President obliges after appeals for review of case of Shafqat Hussain convicted in 2004 of murder while still a minor.

    Pakistan postpones execution of death-row prisoner
    Supporters of the death penalty in Pakistan argue that it is the only effective way to deal with violence [AFP]

    Pakistan's president has postponed an execution scheduled for Thursday of a death row prisoner condemned as a teenager after appeals by human rights groups for a review of his case, according to officials.

    Pakistani President Mamnoon Hussain signed the order late on Wednesday after an outcry on leading private news television channel talk shows.

    An anti-terrorism court in Karachi last week ordered that Shafqat Hussain, convicted of killing a seven-year-old boy in 2004, be hanged on March 19.

    Hussain's case has caused outrage from rights campaigners, who complain he did not get a fair trial and was only 15 at the time of the killing.

    "The president has postponed the execution of Shafqat Hussain for 30 days," a presidency official told AFP.

    Prison officials in southern port city of Karachi, where the execution was going to take place at 0030 GMT, confirmed that they had received the orders from Islamabad and had cancelled the scheduled hanging.

    Officials declined to say further when asked if the case will be reopened or Shafqat's birth certificate will be taken into account as an evidence of him being a minor when charged of murder.

    Hussain was working as a watchman in the metropolis of Karachi in 2004 when a seven-year-old boy went missing from the neighbourhood.

    A few days later the boy's family received calls from Hussain's mobile demanding a ransom of half a million rupees ($8,500 at the time), according to legal papers.

    First interrogation

    Hussain was arrested and during his first interrogation admitted kidnapping and killing Umair, whose body was found in a plastic bag in a stream.

    Hussain later withdrew his confession, saying he had made it under duress, but the case came before an anti-terrorism court which sentenced him to death.

    Hussain had been due to face the noose on January 14 but the government halted the execution amid protests about his age, and ordered an investigation.

    Reintroducing the death penalty was part of Pakistan's move to step up the fight against armed groups since a Taliban massacre at a school in the northwestern city of Peshawar in December.

    So far 48 convicts have been hanged to death.

    The UN, the European Union and two rights groups - Amnesty International and Human Rights Watch - have called on Pakistan to re-impose its moratorium on the death penalty.

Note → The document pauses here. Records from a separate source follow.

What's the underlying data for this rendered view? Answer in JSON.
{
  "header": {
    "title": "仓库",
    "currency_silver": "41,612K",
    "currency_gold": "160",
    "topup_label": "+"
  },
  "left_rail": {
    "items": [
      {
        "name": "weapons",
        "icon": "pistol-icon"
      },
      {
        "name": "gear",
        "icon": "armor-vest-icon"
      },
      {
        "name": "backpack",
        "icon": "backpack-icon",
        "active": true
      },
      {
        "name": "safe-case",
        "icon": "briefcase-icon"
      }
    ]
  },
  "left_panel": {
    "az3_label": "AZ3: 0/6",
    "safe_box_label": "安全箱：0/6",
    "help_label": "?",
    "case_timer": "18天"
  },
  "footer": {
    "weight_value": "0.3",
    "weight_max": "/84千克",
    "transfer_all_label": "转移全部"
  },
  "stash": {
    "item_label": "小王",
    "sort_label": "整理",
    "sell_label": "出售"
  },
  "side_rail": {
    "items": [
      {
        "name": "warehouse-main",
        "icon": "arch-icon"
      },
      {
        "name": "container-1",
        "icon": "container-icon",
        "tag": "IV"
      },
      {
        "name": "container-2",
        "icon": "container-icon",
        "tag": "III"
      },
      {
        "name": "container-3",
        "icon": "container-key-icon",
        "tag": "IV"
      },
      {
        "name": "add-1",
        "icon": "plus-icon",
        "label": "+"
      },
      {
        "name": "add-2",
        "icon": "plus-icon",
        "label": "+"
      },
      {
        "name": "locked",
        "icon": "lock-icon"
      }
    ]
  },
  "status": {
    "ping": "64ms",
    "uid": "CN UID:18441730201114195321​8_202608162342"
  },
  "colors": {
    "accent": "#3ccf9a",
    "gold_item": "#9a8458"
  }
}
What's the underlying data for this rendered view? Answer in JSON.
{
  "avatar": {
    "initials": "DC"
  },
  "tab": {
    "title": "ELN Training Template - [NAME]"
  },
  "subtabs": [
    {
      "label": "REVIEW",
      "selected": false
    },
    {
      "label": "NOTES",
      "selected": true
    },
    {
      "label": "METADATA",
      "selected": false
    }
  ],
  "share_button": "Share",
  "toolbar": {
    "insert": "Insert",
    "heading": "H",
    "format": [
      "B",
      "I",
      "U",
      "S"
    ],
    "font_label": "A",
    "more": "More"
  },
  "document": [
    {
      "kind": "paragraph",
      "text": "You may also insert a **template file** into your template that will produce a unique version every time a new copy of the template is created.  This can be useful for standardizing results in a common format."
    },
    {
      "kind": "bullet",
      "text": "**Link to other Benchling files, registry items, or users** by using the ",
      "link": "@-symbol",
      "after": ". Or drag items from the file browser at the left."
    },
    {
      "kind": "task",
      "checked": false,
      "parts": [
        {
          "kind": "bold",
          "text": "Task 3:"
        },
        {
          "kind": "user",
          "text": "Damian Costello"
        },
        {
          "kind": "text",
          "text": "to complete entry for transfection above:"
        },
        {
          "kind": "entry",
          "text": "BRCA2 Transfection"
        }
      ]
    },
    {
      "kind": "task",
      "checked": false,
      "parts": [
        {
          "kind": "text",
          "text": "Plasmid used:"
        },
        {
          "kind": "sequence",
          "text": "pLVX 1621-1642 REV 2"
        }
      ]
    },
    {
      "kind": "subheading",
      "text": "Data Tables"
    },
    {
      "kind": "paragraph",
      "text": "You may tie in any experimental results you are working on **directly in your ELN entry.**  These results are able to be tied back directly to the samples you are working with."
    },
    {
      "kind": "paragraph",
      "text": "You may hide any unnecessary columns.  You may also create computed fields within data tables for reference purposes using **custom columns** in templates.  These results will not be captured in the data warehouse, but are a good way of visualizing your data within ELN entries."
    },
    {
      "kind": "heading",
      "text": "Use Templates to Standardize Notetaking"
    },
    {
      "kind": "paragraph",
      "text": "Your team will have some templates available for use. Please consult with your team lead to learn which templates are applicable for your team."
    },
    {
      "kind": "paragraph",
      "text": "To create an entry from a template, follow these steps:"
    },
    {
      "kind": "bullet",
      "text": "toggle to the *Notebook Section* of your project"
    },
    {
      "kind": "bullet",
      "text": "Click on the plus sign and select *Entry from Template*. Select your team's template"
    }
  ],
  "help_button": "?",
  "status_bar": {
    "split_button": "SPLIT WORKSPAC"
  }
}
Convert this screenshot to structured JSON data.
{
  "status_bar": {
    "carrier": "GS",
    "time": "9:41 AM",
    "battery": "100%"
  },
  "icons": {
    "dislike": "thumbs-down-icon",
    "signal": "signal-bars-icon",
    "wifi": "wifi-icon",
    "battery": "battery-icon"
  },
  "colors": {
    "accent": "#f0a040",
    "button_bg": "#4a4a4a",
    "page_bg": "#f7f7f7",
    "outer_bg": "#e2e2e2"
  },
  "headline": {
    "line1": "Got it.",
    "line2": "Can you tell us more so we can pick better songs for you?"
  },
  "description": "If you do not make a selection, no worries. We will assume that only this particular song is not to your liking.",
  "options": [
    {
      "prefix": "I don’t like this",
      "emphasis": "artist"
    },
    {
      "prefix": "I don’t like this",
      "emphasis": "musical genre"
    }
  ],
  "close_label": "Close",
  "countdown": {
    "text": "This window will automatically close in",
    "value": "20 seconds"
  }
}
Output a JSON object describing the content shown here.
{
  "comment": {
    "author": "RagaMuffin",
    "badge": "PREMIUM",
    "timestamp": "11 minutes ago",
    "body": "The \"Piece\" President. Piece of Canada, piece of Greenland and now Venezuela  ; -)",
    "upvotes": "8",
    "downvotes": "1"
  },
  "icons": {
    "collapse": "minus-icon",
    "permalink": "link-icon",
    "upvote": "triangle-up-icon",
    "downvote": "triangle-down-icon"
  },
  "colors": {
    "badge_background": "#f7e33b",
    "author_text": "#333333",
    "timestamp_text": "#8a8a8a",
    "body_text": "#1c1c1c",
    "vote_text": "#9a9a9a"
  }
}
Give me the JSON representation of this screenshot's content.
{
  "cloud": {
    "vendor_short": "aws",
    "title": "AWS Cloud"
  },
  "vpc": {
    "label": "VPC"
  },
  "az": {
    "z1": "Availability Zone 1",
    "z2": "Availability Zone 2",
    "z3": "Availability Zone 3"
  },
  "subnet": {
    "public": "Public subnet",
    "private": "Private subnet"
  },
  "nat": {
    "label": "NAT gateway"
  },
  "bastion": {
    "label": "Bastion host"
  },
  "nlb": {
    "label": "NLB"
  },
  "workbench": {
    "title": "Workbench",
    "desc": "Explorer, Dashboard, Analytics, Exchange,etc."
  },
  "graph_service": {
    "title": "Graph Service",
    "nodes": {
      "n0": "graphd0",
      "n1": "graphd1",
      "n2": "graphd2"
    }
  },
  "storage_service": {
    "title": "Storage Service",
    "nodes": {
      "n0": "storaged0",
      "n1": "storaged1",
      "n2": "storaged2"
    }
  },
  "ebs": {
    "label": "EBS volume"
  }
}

    Amnesty International estimates that Pakistan has more than 8,000 prisoners on death row, most of whom have exhausted the appeals process.

    Supporters of the death penalty in Pakistan argue that it is the only effective way to deal with violence.

    Critics, meanwhile, say that Pakistan's courts are largely unjust forums for decided cases, with rampant police torture, poor legal representation for victims, and unfair trials.